Nadie respiraba; las lágrimas, al caer, no hacían ruido. El niño volvió entonces al público los cándidos ojos, con esa mirada vaga de la inocencia que parece investigar siempre algo ignorado, y prosiguió con tristeza que conmovía y sencillez que llegaba al alma:

Dicen que el mundo es un jardín ameno,
Y que áspides oculta ese jardín...
Que hay frutos dulces de mortal veneno,
Que el mar del mundo está de escollos lleno...
¿Y por qué estará así?

Dicen que por el oro y los honores,
Hombres sin fe, de corazón ruin,
Secan el manantial de sus amores
Y a su Dios y a su patria son traidores...
¿Por qué serán así?

Dicen que de esta vida los abrojos,
Quieren trocar en mundanal festín;
Que ellos, ellos motivan tus enojos,
Y que ese llanto de tus dulces ojos,
¡Lo causan ellos, sí!

Algunas mujeres enrojecieron, porque por la boquita del niño parecía hablar la voz de muchas conciencias; varios hombres bajaron la cabeza, y una voz enérgica, pero alterada, repitió a lo lejos:—¡Sí! ¡Sí!—. Era un anciano general, abuelo de un alumno del colegio.

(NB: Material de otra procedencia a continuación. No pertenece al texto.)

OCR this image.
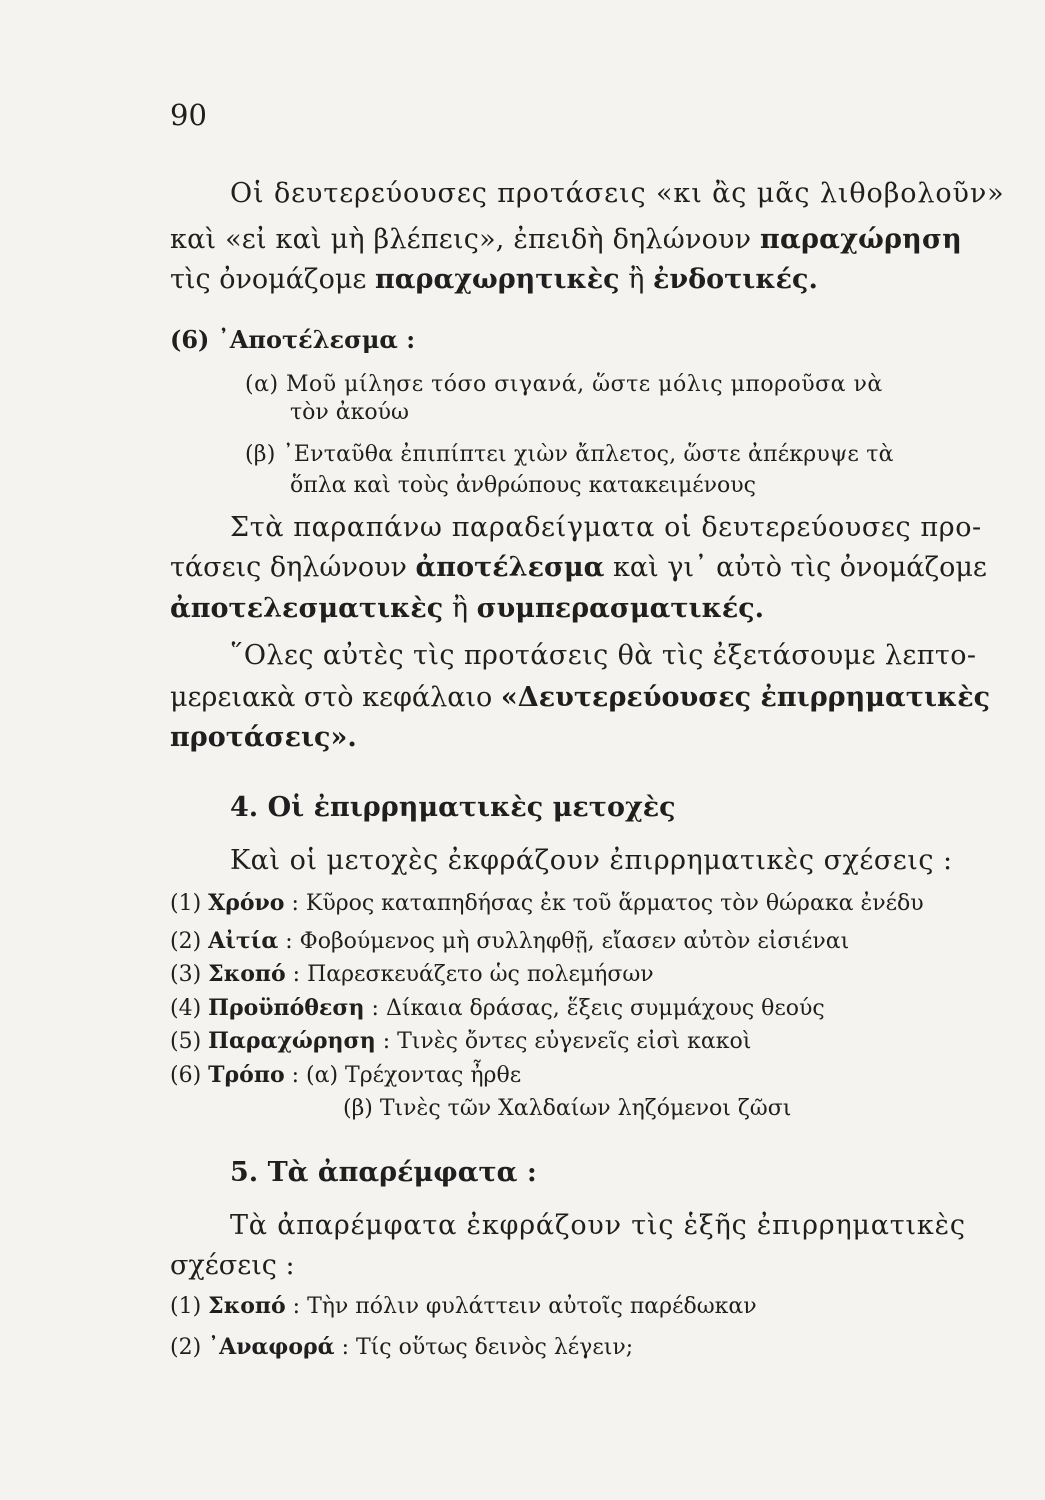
90
Οἱ δευτερεύουσες προτάσεις «κι ἂς μᾶς λιθοβολοῦν»
καὶ «εἰ καὶ μὴ βλέπεις», ἐπειδὴ δηλώνουν παραχώρηση
τὶς ὀνομάζομε παραχωρητικὲς ἢ ἐνδοτικές.
(6) ᾿Αποτέλεσμα :
(α) Μοῦ μίλησε τόσο σιγανά, ὥστε μόλις μποροῦσα νὰ
τὸν ἀκούω
(β) ᾿Ενταῦθα ἐπιπίπτει χιὼν ἄπλετος, ὥστε ἀπέκρυψε τὰ
ὅπλα καὶ τοὺς ἀνθρώπους κατακειμένους
Στὰ παραπάνω παραδείγματα οἱ δευτερεύουσες προ-
τάσεις δηλώνουν ἀποτέλεσμα καὶ γι᾿ αὐτὸ τὶς ὀνομάζομε
ἀποτελεσματικὲς ἢ συμπερασματικές.
῞Ολες αὐτὲς τὶς προτάσεις θὰ τὶς ἐξετάσουμε λεπτο-
μερειακὰ στὸ κεφάλαιο «Δευτερεύουσες ἐπιρρηματικὲς
προτάσεις».
4. Οἱ ἐπιρρηματικὲς μετοχὲς
Καὶ οἱ μετοχὲς ἐκφράζουν ἐπιρρηματικὲς σχέσεις :
(1) Χρόνο : Κῦρος καταπηδήσας ἐκ τοῦ ἅρματος τὸν θώρακα ἐνέδυ
(2) Αἰτία : Φοβούμενος μὴ συλληφθῇ, εἴασεν αὐτὸν εἰσιέναι
(3) Σκοπό : Παρεσκευάζετο ὡς πολεμήσων
(4) Προϋπόθεση : Δίκαια δράσας, ἕξεις συμμάχους θεούς
(5) Παραχώρηση : Τινὲς ὄντες εὐγενεῖς εἰσὶ κακοὶ
(6) Τρόπο : (α) Τρέχοντας ἦρθε
(β) Τινὲς τῶν Χαλδαίων ληζόμενοι ζῶσι
5. Τὰ ἀπαρέμφατα :
Τὰ ἀπαρέμφατα ἐκφράζουν τὶς ἑξῆς ἐπιρρηματικὲς
σχέσεις :
(1) Σκοπό : Τὴν πόλιν φυλάττειν αὐτοῖς παρέδωκαν
(2) ᾿Αναφορά : Τίς οὕτως δεινὸς λέγειν;
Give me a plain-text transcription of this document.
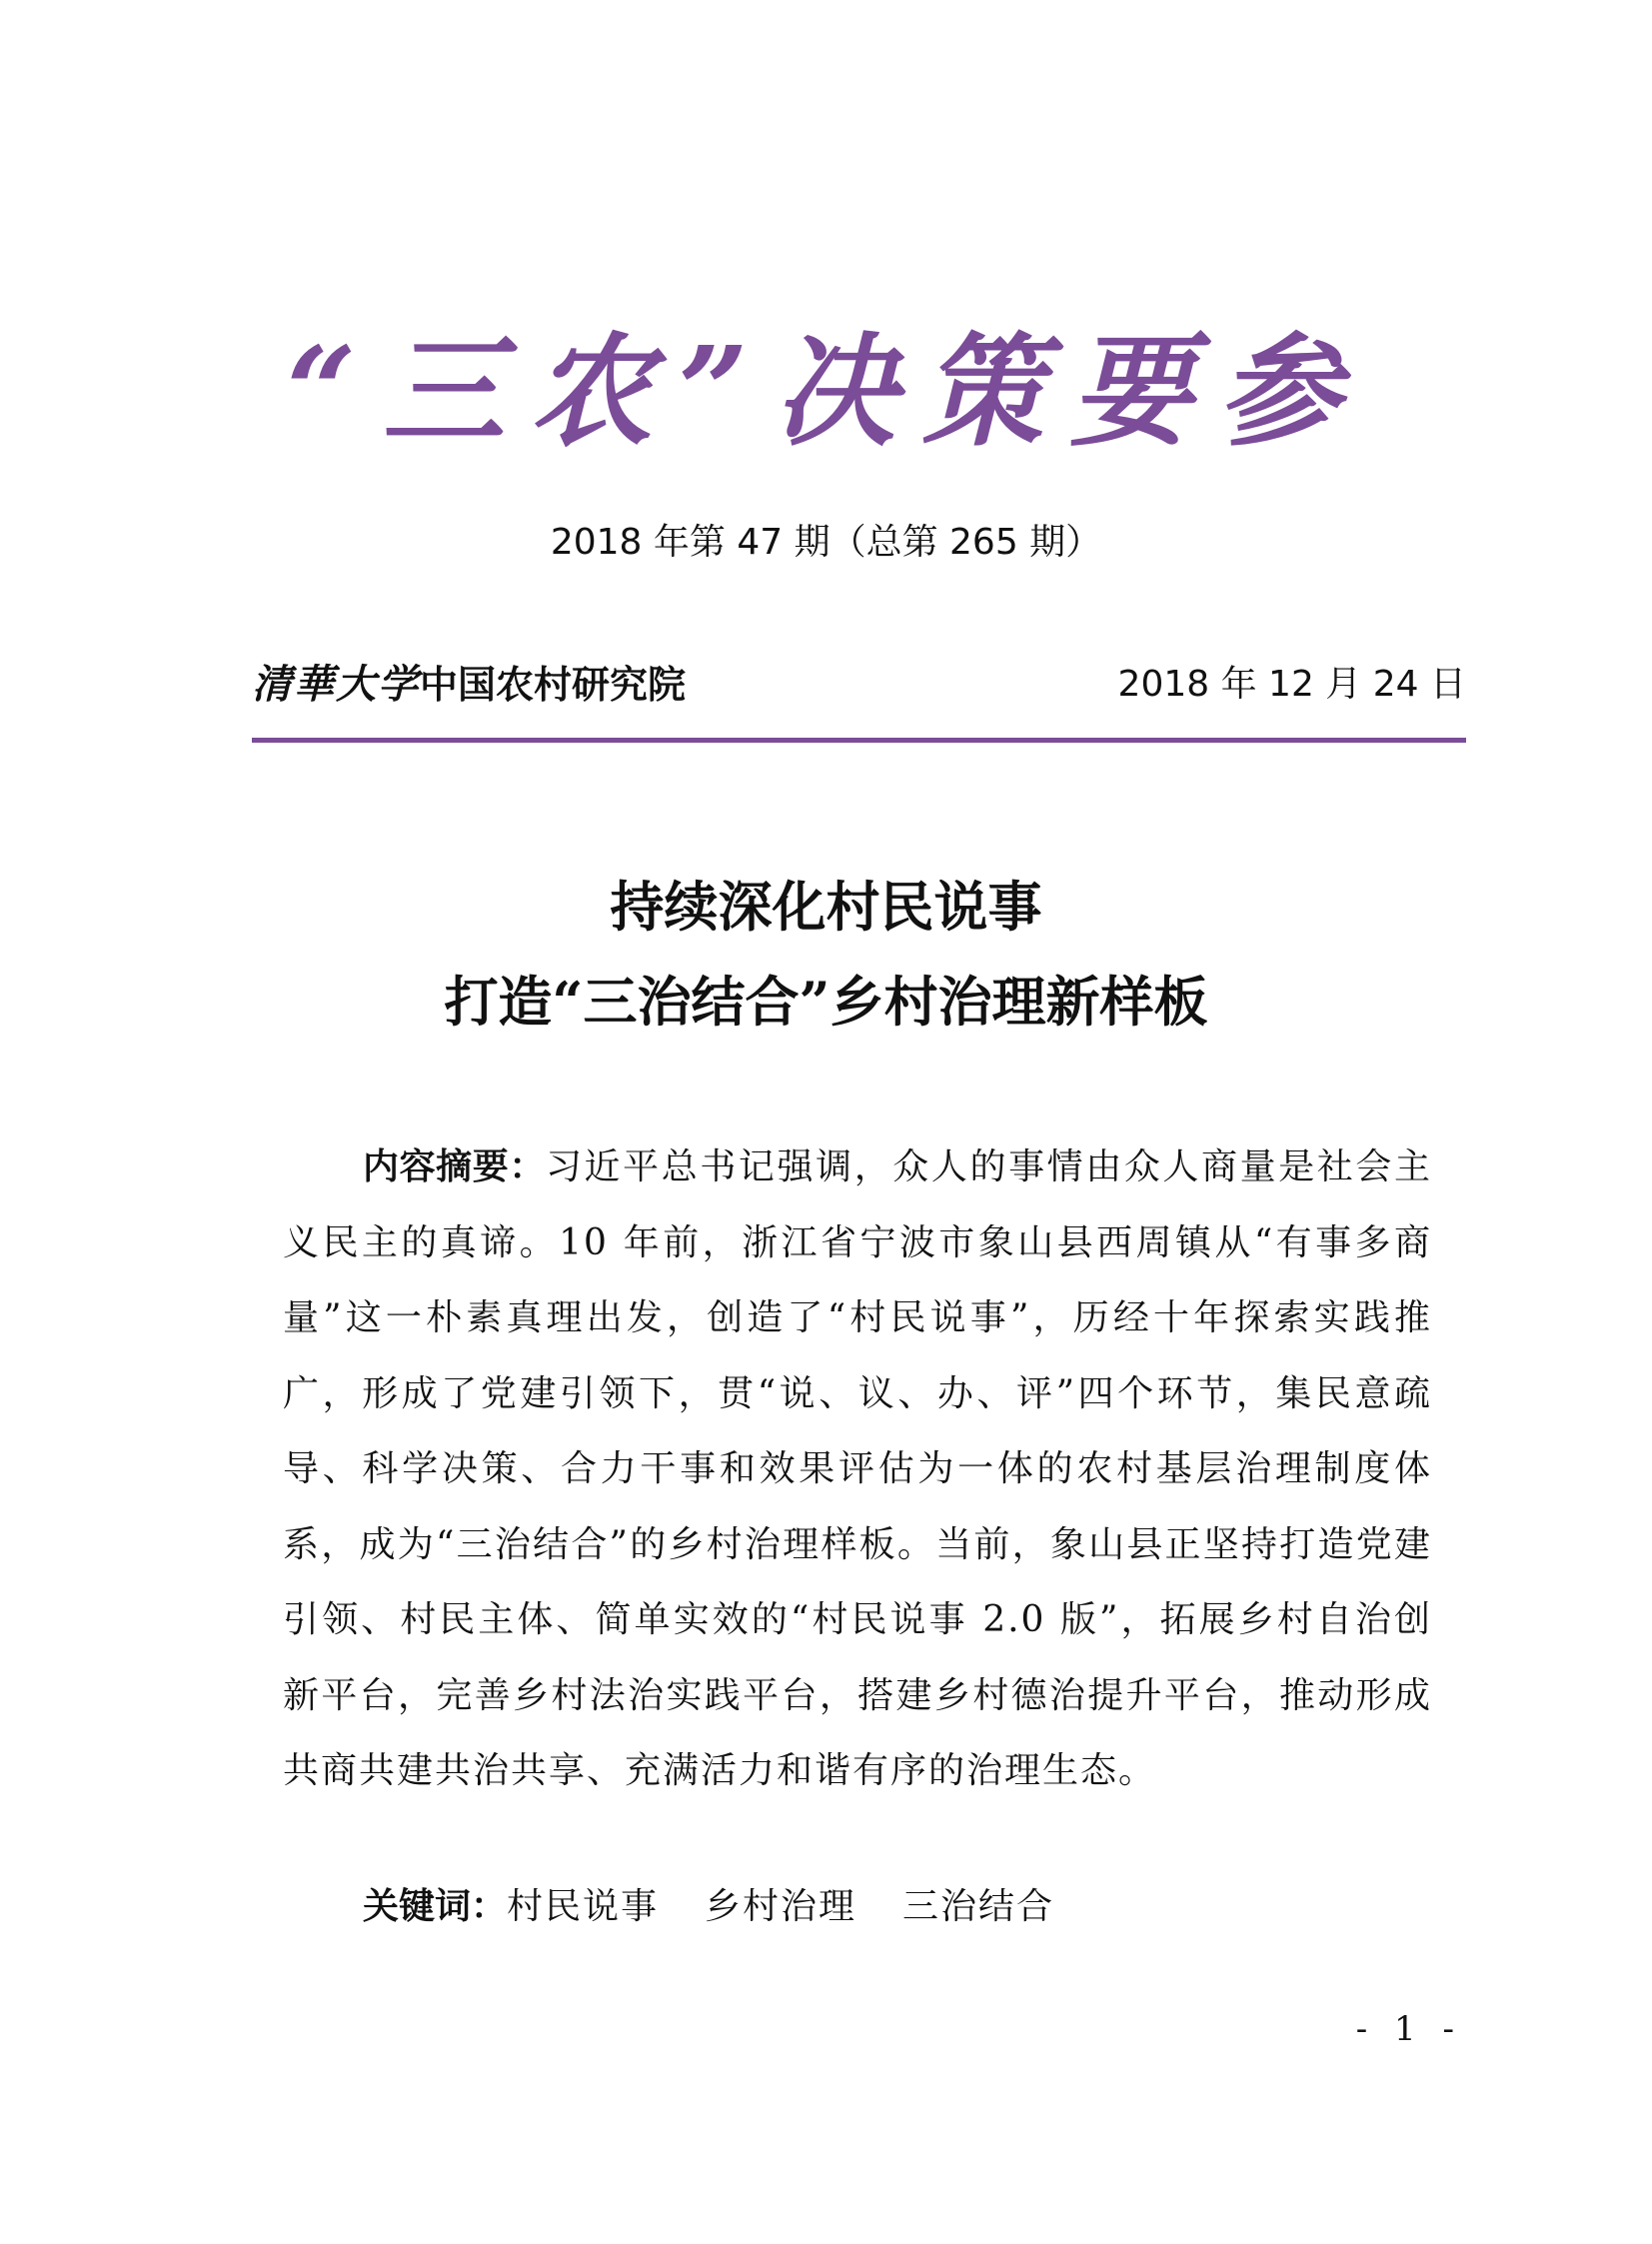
“三农”决策要参
2018 年第 47 期（总第 265 期）
清華大学 中国农村研究院	2018 年 12 月 24 日
持续深化村民说事
打造“三治结合”乡村治理新样板

内容摘要：习近平总书记强调，众人的事情由众人商量是社会主义民主的真谛。10 年前，浙江省宁波市象山县西周镇从“有事多商量”这一朴素真理出发，创造了“村民说事”，历经十年探索实践推广，形成了党建引领下，贯“说、议、办、评”四个环节，集民意疏导、科学决策、合力干事和效果评估为一体的农村基层治理制度体系，成为“三治结合”的乡村治理样板。当前，象山县正坚持打造党建引领、村民主体、简单实效的“村民说事 2.0 版”，拓展乡村自治创新平台，完善乡村法治实践平台，搭建乡村德治提升平台，推动形成共商共建共治共享、充满活力和谐有序的治理生态。

关键词：村民说事 乡村治理 三治结合
- 1 -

El niño parecía conmovido, como pueden estar los ángeles a la vista de las miserias humanas; movió tristemente la cabecita, cruzó las manos y prosiguió con la expresión de un querubín que mira a la tierra:

Ellos, ¡ingratos!, de pesarte llenan...
¿Seré yo también sordo a tu gemir?
¡No! Yo no quiero frutos que envenenan,
No quiero goces que a mi Madre apenan,
¡No quiero ser así!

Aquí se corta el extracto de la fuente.